Question

Stronger reducing agent
(1) $S{O_3}$
(2) $S{O_2}$
(3) $Se{O_3}$
(4) $Te{O_2}$

Answer 1

All the given oxides in options are formed by the elements of group 16. Reducing agent is the one which reduces the other elements and itself undergoes oxidation. Thus, a stronger reducing agent will be the one who will readily lose its electrons to attain higher oxidation state. You must also know that stability of higher oxidation state i.e. 6 decreases down the group 16 and stability of +4 oxidation state increases.

Complete step by step answer:
Oxygen (O), sulphur (S), selenium (Se), tellurium (Te) and polonium (Po) constitute group 16 of the periodic table. All these elements form oxides of the type $E{O_2}$ and $E{O_3}$ where E= S, Se, Te or Po.
On moving down the group 16, stability of higher oxidation state i.e. 6 decreases down the group and stability of lower oxidation state i.e., +4 increases down the group. This is attributed to inert pair effects down the group. Now, we know that reducing agent is the one which reduces the other elements and itself undergoes oxidation. Thus, a reducing agent loses electrons and consequently, attains a higher oxidation state. Let us discuss each given oxide one by one:

In $S{O_3}$, sulphur is in +6 oxidation state, which is its highest oxidation state after losing its outer 6 electrons. It will not further lose its inner electrons. Thus, it will not behave as a reducing agent. Similarly, in $Se{O_3}$, Se is in the highest +6 oxidation state and thus, will not be a reducing agent.

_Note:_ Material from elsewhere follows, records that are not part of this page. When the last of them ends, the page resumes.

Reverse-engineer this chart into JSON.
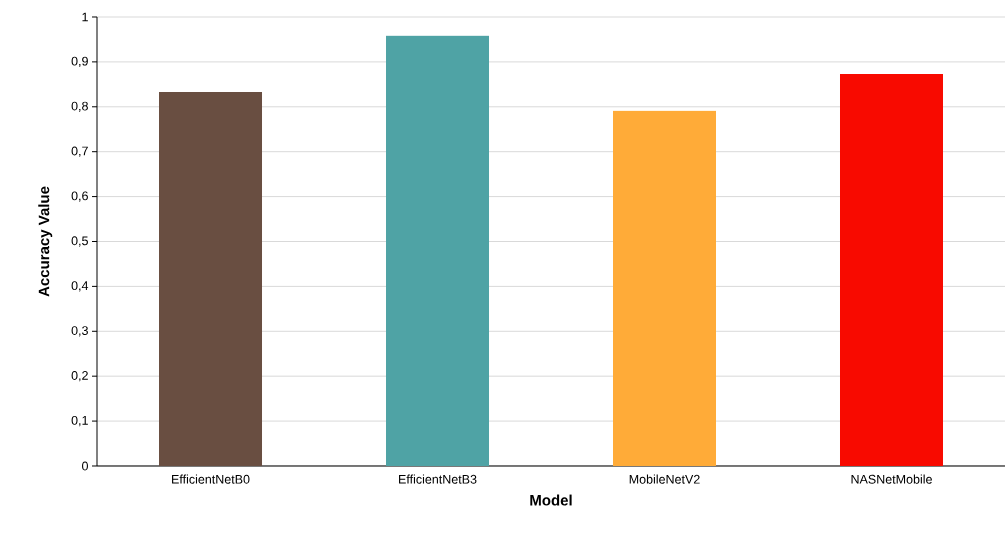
{
  "chart_data": {
    "type": "bar",
    "xlabel": "Model",
    "ylabel": "Accuracy Value",
    "categories": [
      "EfficientNetB0",
      "EfficientNetB3",
      "MobileNetV2",
      "NASNetMobile"
    ],
    "values": [
      0.833,
      0.958,
      0.791,
      0.873
    ],
    "colors": [
      "#694e41",
      "#4fa3a5",
      "#ffab38",
      "#f80a00"
    ],
    "ylim": [
      0,
      1
    ],
    "yticks": [
      {
        "value": 0,
        "label": "0"
      },
      {
        "value": 0.1,
        "label": "0,1"
      },
      {
        "value": 0.2,
        "label": "0,2"
      },
      {
        "value": 0.3,
        "label": "0,3"
      },
      {
        "value": 0.4,
        "label": "0,4"
      },
      {
        "value": 0.5,
        "label": "0,5"
      },
      {
        "value": 0.6,
        "label": "0,6"
      },
      {
        "value": 0.7,
        "label": "0,7"
      },
      {
        "value": 0.8,
        "label": "0,8"
      },
      {
        "value": 0.9,
        "label": "0,9"
      },
      {
        "value": 1,
        "label": "1"
      }
    ],
    "grid": "y"
  }
}
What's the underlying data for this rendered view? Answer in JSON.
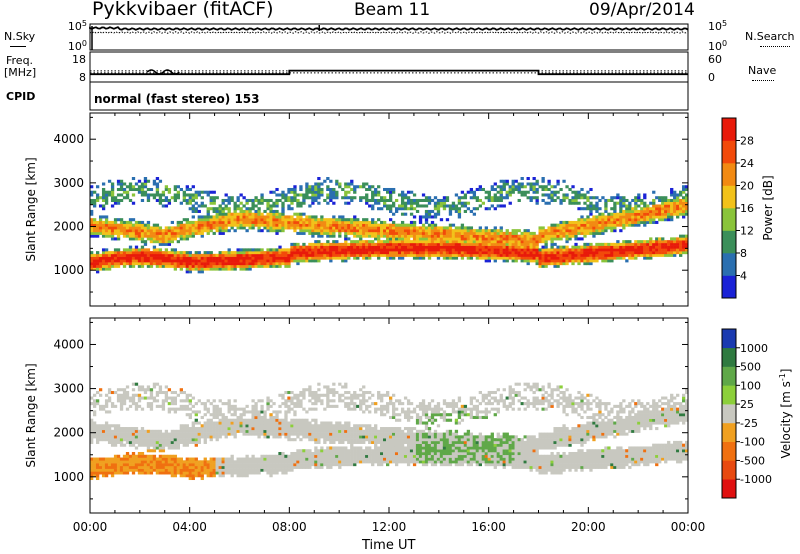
{
  "header": {
    "station": "Pykkvibaer (fitACF)",
    "beam": "Beam 11",
    "date": "09/Apr/2014"
  },
  "noise_panel": {
    "left_label": "N.Sky",
    "right_label": "N.Search",
    "left_ticks": [
      "10^5",
      "10^0"
    ],
    "right_ticks": [
      "10^5",
      "10^0"
    ]
  },
  "freq_panel": {
    "left_label_1": "Freq.",
    "left_label_2": "[MHz]",
    "right_label": "Nave",
    "left_ticks": [
      "18",
      "8"
    ],
    "right_ticks": [
      "60",
      "0"
    ],
    "freq_series_mhz": {
      "times": [
        "00:00",
        "08:00",
        "18:00",
        "24:00"
      ],
      "values": [
        10.0,
        11.5,
        10.0,
        10.0
      ]
    },
    "nave_level": 21
  },
  "cpid": {
    "label": "CPID",
    "text": "normal (fast stereo) 153"
  },
  "chart_data": [
    {
      "type": "heatmap",
      "name": "power",
      "ylabel": "Slant Range [km]",
      "yticks": [
        1000,
        2000,
        3000,
        4000
      ],
      "ylim": [
        180,
        4600
      ],
      "xlim_hours": [
        0,
        24
      ],
      "colorbar_label": "Power [dB]",
      "colorbar_ticks": [
        "4",
        "8",
        "12",
        "16",
        "20",
        "24",
        "28"
      ],
      "colorbar_colors": [
        "#1a22d6",
        "#2a6fb0",
        "#3b8f5a",
        "#8ac43a",
        "#f2c21a",
        "#f28a12",
        "#f24a0a",
        "#e81a0a"
      ],
      "colorbar_range": [
        0,
        32
      ]
    },
    {
      "type": "heatmap",
      "name": "velocity",
      "ylabel": "Slant Range [km]",
      "yticks": [
        1000,
        2000,
        3000,
        4000
      ],
      "ylim": [
        180,
        4600
      ],
      "xlim_hours": [
        0,
        24
      ],
      "colorbar_label": "Velocity  [m s",
      "colorbar_label_sup": "-1",
      "colorbar_label_end": "]",
      "colorbar_ticks": [
        "1000",
        "500",
        "100",
        "25",
        "-25",
        "-100",
        "-500",
        "-1000"
      ],
      "colorbar_colors": [
        "#1a3ab0",
        "#2f7a40",
        "#5fa848",
        "#8ccf3a",
        "#c8c8c0",
        "#f0a020",
        "#f07010",
        "#e84a10",
        "#e01010"
      ]
    }
  ],
  "xaxis": {
    "ticks": [
      "00:00",
      "04:00",
      "08:00",
      "12:00",
      "16:00",
      "20:00",
      "00:00"
    ],
    "label": "Time UT"
  }
}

In $S{O_2}$ , sulphur is in +4 oxidation state and is the lighter element of group 16. But we know that the higher oxidation state (+6) is stable is the lighter elements of group 16. Thus, sulphur will try to attain +6 oxidation state which is more stable than +4. Hence, $S{O_2}$ will behave as a strong reducing agent after losing its 2 electrons. Now in $Te{O_2}$, tellurium (Te) is in +4 oxidation state and is the heavier element of the group. Down the group, stability of +4 oxidation state decreases due to inner pair effect. Thus, Te in $Te{O_2}$ will not attain higher oxidation state and hence, will not be a reducing agent.
So, the correct answer is “Option 2”.

Note: Heavier elements of group 16 are more stable in lower oxidation states that is, +4 (two less than +6 oxidation states in lighter elements) due to inert pair effect. The reluctance or inertness of two electrons of the outermost s-orbital towards the bond formation is called inner pair effect.